Monk minus keyboards
Riley’s septet rises to challenge of presenting
bebop legend’s legacy
BY ZAN STEWART
Star-Ledger Staff

      NEW YORK -- Thelonious Monk’s combination of thoughtful, punchy, often memorable melodies, subtle-to-provocative harmonies and hefty, sometimes surging rhythms gives his music an undeniable timelessness. This was proven again with the premiere of drummer Ben Riley’s Monk Legacy Septet Tuesday night at the Village Vanguard. Monk, one of the bebop movement’s core figures, wasn’t called "The Genius of Modern Music for nothing."
      And as trumpeter Don Sickler’s arrangements for the septet showed, finding fresh ways to present Monk’s art can be a challenge -- especially without a piano.
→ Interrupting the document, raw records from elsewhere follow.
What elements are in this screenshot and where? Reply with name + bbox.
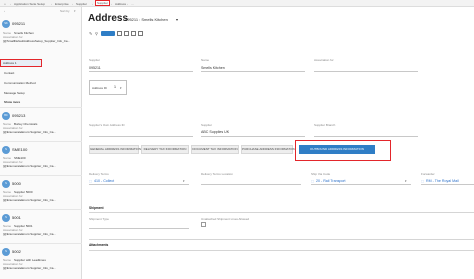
ship-via-icon: ⬚ [311, 179, 314, 183]
nav-item-message-setup[interactable]: Message Setup [4, 91, 25, 95]
supplier2-label: Supplier [201, 123, 213, 127]
avatar: S [2, 180, 10, 188]
supplier-branch-label: Supplier Branch [314, 123, 336, 127]
breadcrumb-item[interactable]: Enterprise [55, 2, 69, 6]
link-icon[interactable]: ⚲ [95, 31, 98, 36]
supplier-label: Supplier [89, 58, 101, 62]
avatar: S [2, 248, 10, 256]
unattached-shipment-lines-label: Unattached Shipment Lines Allowed [201, 217, 250, 221]
record-assoc: [@SmallDefaultAddressSetup_Supplier_Info… [3, 39, 71, 43]
breadcrumb-item[interactable]: Address [115, 2, 126, 6]
page-subtitle: 095211 : Smells Kitchen [125, 17, 168, 22]
tab-delivery-tax-information[interactable]: DELIVERY TAX INFORMATION [141, 145, 189, 154]
nav-item-communication-method[interactable]: Communication Method [4, 81, 36, 85]
home-icon[interactable]: ⌂ [4, 2, 6, 6]
back-icon[interactable]: ‹ [4, 9, 5, 13]
record-assoc: [@EnumerateEnum:Supplier_Info_Ca... [3, 232, 56, 236]
breadcrumb-item[interactable]: Application Suite Setup [14, 2, 45, 6]
top-breadcrumb-bar: ⌂ › Application Suite Setup › Enterprise… [0, 0, 474, 7]
avatar: SK [2, 20, 10, 28]
attach-icon[interactable] [101, 31, 115, 36]
record-code: 095213 [12, 113, 26, 118]
supplier-field[interactable]: 095211 [89, 66, 101, 70]
tab-purchase-address-information[interactable]: PURCHASE ADDRESS INFORMATION [241, 145, 295, 154]
record-code: 5000 [12, 181, 21, 186]
record-code: SME100 [12, 147, 28, 152]
shipment-section-title: Shipment [89, 206, 104, 210]
download-icon[interactable] [138, 31, 143, 36]
name-label: Name [201, 58, 210, 62]
show-more-link[interactable]: Show more [4, 100, 20, 104]
supplier2-field[interactable]: ABC Supplies UK [201, 130, 229, 134]
avatar: S [2, 214, 10, 222]
address-id-value: 1 [114, 85, 116, 89]
ship-via-chevron-icon[interactable]: ▾ [405, 179, 407, 183]
search-icon[interactable] [124, 31, 129, 36]
delivery-terms-icon: ⬚ [89, 179, 92, 183]
address-id-chevron-icon: ▾ [120, 86, 122, 90]
breadcrumb-item-current[interactable]: Supplier [94, 0, 111, 6]
subtitle-chevron-icon[interactable]: ▾ [176, 17, 178, 22]
forwarder-field[interactable]: RM - The Royal Mail [426, 179, 474, 183]
forwarder-icon: ⬚ [421, 179, 424, 183]
record-assoc: [@EnumerateEnum:Supplier_Info_Ca... [3, 164, 56, 168]
name-field[interactable]: Smells Kitchen [201, 66, 225, 70]
record-assoc: [@EnumerateEnum:Supplier_Info_Ca... [3, 198, 56, 202]
list-item[interactable]: S 5001 Name Supplier 5001 Association fo… [0, 210, 82, 244]
attachments-section-title: Attachments [89, 243, 109, 247]
delivery-terms-field[interactable]: 410 - Collect [94, 179, 114, 183]
ship-via-code-field[interactable]: 20 - Rail Transport [316, 179, 346, 183]
delivery-terms-location-label: Delivery Terms Location [201, 172, 233, 176]
more-icon[interactable]: … [131, 2, 134, 6]
delivery-terms-label: Delivery Terms [89, 172, 109, 176]
forwarder-label: Forwarder [421, 172, 435, 176]
record-list-sidebar: ‹ Sort by ▾ SK 095211 Name Smells Kitche… [0, 7, 82, 279]
record-code: 5002 [12, 249, 21, 254]
list-item[interactable]: SK 095211 Name Smells Kitchen Associatio… [0, 15, 82, 50]
tab-document-tax-information[interactable]: DOCUMENT TAX INFORMATION [191, 145, 239, 154]
record-code: 5001 [12, 215, 21, 220]
copy-icon[interactable] [117, 31, 122, 36]
pin-icon[interactable]: ✎ [89, 31, 92, 36]
list-item[interactable]: S SME100 Name SME100 Association for [@E… [0, 142, 82, 176]
association-label: Association for [314, 58, 334, 62]
sort-label[interactable]: Sort by [60, 9, 70, 13]
record-code: 095211 [12, 21, 26, 26]
address-id-box[interactable]: Address ID 1 ▾ [89, 80, 127, 95]
avatar: S [2, 146, 10, 154]
supplier-own-address-id-label: Supplier's Own Address ID [89, 123, 125, 127]
sort-chevron-icon[interactable]: ▾ [74, 9, 76, 13]
avatar: BC [2, 112, 10, 120]
record-assoc: [@EnumerateEnum:Supplier_Info_Ca... [3, 266, 56, 270]
delivery-terms-chevron-icon[interactable]: ▾ [183, 179, 185, 183]
ship-via-code-label: Ship Via Code [311, 172, 331, 176]
shipment-type-label: Shipment Type [89, 217, 109, 221]
breadcrumb-item[interactable]: Supplier [76, 2, 87, 6]
page-title: Address [88, 13, 129, 24]
refresh-icon[interactable] [131, 31, 136, 36]
record-assoc: [@EnumerateEnum:Supplier_Info_Ca... [3, 130, 56, 134]
unattached-shipment-lines-checkbox[interactable] [201, 222, 206, 227]
nav-item-contact[interactable]: Contact [4, 71, 14, 75]
tab-general-address-information[interactable]: GENERAL ADDRESS INFORMATION [89, 145, 141, 154]
list-item[interactable]: S 5000 Name Supplier 5000 Association fo… [0, 176, 82, 210]
list-item[interactable]: BC 095213 Name Burley Chemicals Associat… [0, 108, 82, 142]
tab-outbound-address-information[interactable]: OUTBOUND ADDRESS INFORMATION [299, 145, 375, 154]
address-detail-panel: Address 095211 : Smells Kitchen ▾ ✎ ⚲ Su… [83, 7, 474, 279]
nav-item-address[interactable]: Address 1 [0, 59, 42, 67]
list-item[interactable]: S 5002 Name Supplier with Leadtimes Asso… [0, 244, 82, 278]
During the course of Tuesday’s first set, there were moments that recalled Monk’s power, his drive, other moments that extolled his gift for tuneful themes, still others that showcased his quirkiness. Some of the most interesting spots came from Sickler’s orchestrations of Monk piano accompaniments and solos transcribed from recordings.  
      For the most part, the septet’s performance—despite the expected first-night, first-set jitters of a band making its live debut—was first rate Sickler, alto and soprano saxophonist Bruce Williams (of Upper Montclair), tenor saxophonist Wayne Escoffery, baritone saxophonist Jay Branford and guitarist Freddie Bryant delivered their tricky parts deftly, and soloed solidly. Bryant, he of lightly gleaming sound and crisp ideas, alternately worked as both a member of the horn and rhythm sections. In the latter, he teamed there with bassist Essiet Okon Essiet and the tidy, relaxed Riley, who was Monk’s drummer from 1964-67, and who knows this music inside out.
      "Bemsha Swing," which Monk wrote with drummer Denzil Best, showed the band at its best. The theme, which starts with two hard-hit, low-to-high notes, then gradually descends, was played by either guitar, baritone and tenor, or trumpet and guitar. The way the instruments’ notes were widely spaced gave the chart a clear Monk flavor, as did the biting alto-trumpet lines behind Escoffery’s buoyant-toned, laden-with-thickets-of-notes solo. Riley kept time with simple cymbal attacks, and modest drum accents, and his solo, ranging from concise, brief remarks to voluble whirrs, often brought the openness of the composer to mind.
      The uptempo "Rhythm-a-Ning,"  which boasted numerous orchestrated examples of what Monk actually performed on the 1964 recording "Live at the It Club" (Columbia), was also dynamic. The vaulting theme was played with vigor by baritone and tenor, then trumpet and alto; the contrast was like hearing Monk in the lower range of his instrument, then its higher end. Behind Escoffery’s solo, Sickler and Williams offered bright Monkisms. Then as Williams soloed, his juicy tone and fluid ideas to the fore, Escoffery and Branford delivered the composer’s brief, ascending thoughts. Later, the four horns played three orchestrated choruses of a Monk solo. Remarkably, it sounded like the man.
      The set’s most tuneful song was the waltz "Ugly Beauty," recorded by Monk with Riley at the 1964 record date Underground (Columbia). This sported a melody that stayed in one’s ear long after the performance ended.
      "Brake’s Sake" was yet another number where the orchestrated theme was tossed back and forth between various instruments. Though this conceit clearly worked, one wished there had occasionally been more of the unison theme presentations Monk favored especially with the weight of four horns.
      But that’s a minor carp. By week’s end, when this band has really settled into the material, it should be quite something to hear.